Using the example of IDS data, if the network IDS systems are saying all the connections are normal, but the traffic sessions appear to be larger than normal, or the number of connections is significantly greater than normal, then we can infer that something is not right.
Presently, this does not differ much from basic anomaly detection. However, when the data is compared against the normal variance of baselined data, or when the data is compared against existing security information event management (SIEM) data and a difference is found, we can question the fidelity of our SIEM data.
Next, consider a case where the host is involved. Perhaps the file system remains acceptably changed, but the normal processes are taking longer than normal and using additional CPU cycles. In this case, like the previous example, a perturbation has occurred in the environment.

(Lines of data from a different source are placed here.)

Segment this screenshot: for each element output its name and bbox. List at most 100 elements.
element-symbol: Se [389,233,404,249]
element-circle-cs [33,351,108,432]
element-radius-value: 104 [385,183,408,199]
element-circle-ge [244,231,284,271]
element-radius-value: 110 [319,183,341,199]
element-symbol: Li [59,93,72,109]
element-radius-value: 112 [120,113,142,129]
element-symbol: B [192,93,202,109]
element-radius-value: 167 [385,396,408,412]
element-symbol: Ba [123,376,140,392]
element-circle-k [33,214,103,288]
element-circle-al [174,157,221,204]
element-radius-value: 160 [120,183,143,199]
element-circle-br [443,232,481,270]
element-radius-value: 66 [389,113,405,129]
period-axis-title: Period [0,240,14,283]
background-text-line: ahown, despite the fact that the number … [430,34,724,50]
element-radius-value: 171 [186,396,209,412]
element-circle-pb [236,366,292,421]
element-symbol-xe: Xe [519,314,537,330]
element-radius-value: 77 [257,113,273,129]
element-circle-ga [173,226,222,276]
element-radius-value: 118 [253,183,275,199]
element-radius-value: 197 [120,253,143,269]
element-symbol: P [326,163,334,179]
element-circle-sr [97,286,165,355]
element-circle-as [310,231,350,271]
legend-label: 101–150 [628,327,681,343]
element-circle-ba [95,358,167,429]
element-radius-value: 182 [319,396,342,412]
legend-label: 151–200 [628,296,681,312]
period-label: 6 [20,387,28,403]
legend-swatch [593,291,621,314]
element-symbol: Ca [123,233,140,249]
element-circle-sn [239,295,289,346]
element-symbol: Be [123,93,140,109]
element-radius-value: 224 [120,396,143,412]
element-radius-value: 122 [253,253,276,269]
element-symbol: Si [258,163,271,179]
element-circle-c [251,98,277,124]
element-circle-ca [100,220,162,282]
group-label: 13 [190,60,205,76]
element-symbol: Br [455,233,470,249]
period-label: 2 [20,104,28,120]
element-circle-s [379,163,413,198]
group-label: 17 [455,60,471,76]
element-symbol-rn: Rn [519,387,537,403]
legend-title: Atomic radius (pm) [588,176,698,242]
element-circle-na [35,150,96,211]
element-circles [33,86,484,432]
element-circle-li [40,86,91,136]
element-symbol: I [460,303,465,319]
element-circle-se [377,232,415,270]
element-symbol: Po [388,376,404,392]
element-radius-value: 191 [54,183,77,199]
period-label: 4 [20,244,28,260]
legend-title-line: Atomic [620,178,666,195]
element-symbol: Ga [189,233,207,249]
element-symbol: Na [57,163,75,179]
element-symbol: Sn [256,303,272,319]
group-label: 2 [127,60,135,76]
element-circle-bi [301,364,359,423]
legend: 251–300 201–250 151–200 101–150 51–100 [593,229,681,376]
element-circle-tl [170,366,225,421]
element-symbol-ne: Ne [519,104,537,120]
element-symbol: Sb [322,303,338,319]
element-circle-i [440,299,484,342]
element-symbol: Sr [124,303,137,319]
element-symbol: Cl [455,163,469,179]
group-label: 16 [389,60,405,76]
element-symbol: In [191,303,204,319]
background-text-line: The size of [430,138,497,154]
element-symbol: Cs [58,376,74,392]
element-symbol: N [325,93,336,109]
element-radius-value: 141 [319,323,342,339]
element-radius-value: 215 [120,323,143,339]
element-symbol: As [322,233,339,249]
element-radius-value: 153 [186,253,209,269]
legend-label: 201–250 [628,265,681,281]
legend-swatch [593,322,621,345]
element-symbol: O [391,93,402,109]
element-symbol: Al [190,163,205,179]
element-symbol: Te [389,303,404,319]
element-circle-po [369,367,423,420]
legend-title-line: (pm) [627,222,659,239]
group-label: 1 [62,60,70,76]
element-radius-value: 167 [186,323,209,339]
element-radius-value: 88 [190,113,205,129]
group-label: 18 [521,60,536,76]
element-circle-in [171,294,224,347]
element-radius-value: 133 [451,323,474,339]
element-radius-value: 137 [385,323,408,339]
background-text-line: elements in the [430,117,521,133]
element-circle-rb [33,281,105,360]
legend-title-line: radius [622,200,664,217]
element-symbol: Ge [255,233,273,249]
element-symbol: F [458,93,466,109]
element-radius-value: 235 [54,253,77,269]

Data fidelity in IoT environments
In other cases, the environment may appear normal, but the object or alert may have changed, suggesting a potential false alarm; this is a common problem with anomaly detection systems. In this case, by having the object and environmental variables coupled together, we can potentially reduce the number of false positives. Minimally, we can gain better insights into the false positive problem without introducing false negatives.
Gathering the necessary environmental variables requires a deep understanding of the various environments. When dealing with the internet of things (IoT), this problem becomes considerably more complex. While the actual embedded device environment is simple, the variety of host environments where the chip resides introduces many new variables that require observation.
In spite of this, there are common areas that provide the basis of observables. For example, messaging rate baselines can be observed and established for various states, recognizing that certain stressed states are suboptimal for automated actions.
Table 1 is applicable to each of the three environments -- network, host and IoT -- as well as each of the meta-states that these inhabit at various processing times. The meta-processing states for each of the environments are start up, idle, normal processing, stressed processing, degraded processing and shutdown. Each of these meta-states has associated variables that can be accessed and examined to determine if these are controlled events, anomalous events or potential problems.
Of course, variations occur in each state of each environment, and this is why baselines are important. Baselining is sometimes thought of as the custodial work of cybersecurity, which is why many have tried to use machine learning for the task. This resulted in machine learning algorithms getting a flawed reputation because of their tendency to incorrectly classify abnormal data as normal, an ever-present problem that can be overcome through proper baselining.
Conclusion
The data fidelity problem will likely continue to plague security software in part because of the human-machine trust relationship, as well as because of the fundamental assumptions made by security experts and product developers in the early days of internet security. These assumptions, much like the signature-based detection model, will continue to be invalidated until data resilience, a significant component of data fidelity, moves to the forefront of the security discussion.
In the fake news environment of today, we see evidence of this forward movement with the inclusion of geolocation data (an environmental variable) in the context of a proposed news story being examined by machine learning technology. We will likely see a slow introduction of contextual evaluation in support of data fidelity in the IoT area first, in part because of the nature of the environmental variables and the need to better understand the interaction.